The BU chapter of the faculty union American Association of University Professors sent a letter to Gilliam on Monday, urging a reversal of the policy. They also sent her a document listing at least a dozen examples in which they said the administration had chilled free expression around campus in the past year, including imposing discipline for actions taken by members of groups like Students for Justice in Palestine.
As of midday Thursday, the BU AAUP chapter had not received a direct response from Gilliam, according to co-president Joseph Harris.
Some faculty bristled at Gilliam’s defense of the university’s actions.
“I’m just really shocked that she’s going to dig in her heels about this.
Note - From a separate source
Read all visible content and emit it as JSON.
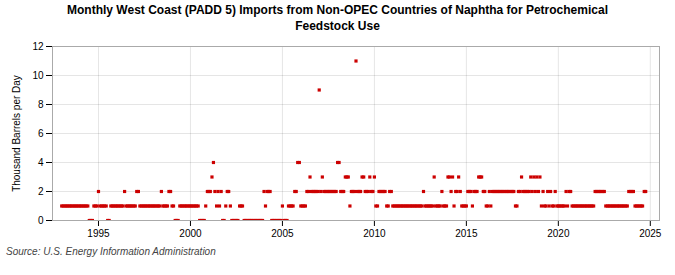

I don’t understand it,” said Keith Vincent, an associate professor in the Women’s, Gender & Sexuality Studies department.
He pushed back at Gilliam’s remark that faculty “don’t get the privilege of speaking for the university.”
“This is a set of values that the university has already spoken out about and on the record as supporting, so I don’t quite see how this makes any sense,” Vincent said, referring to the symbolism the pride flag conveys.
Vincent said BU’s new “Living our Values” framework includes the pillar of “inclusion.” That campaign was launched in fall 2024 soon after Gilliam took office, and it pledges that the university will “ensure that a broad range of voices are heard, supported, and empowered.”
Even as Gilliam suggested no softening of the university's sign policy on Thursday, Vincent said he would dig in his heels, too.
His office in the School of Theology building faces the Charles River on the edge of campus, but he has a pride flag up that others can see.
“ I have one on my window and I'm not gonna take it down until they take it down,” he said of administrators, saying he will put it right back up if it gets removed.
Other academic institutions recently reversed course on their signage policy. Harvard revised its guidelines after faculty pushback stemming from a directive last year for professors to remove a “Black Lives Matter” banner which had been visible from their windows since 2020.
Editor's Note: Boston University owns WBUR's broadcast license. WBUR is editorially independent.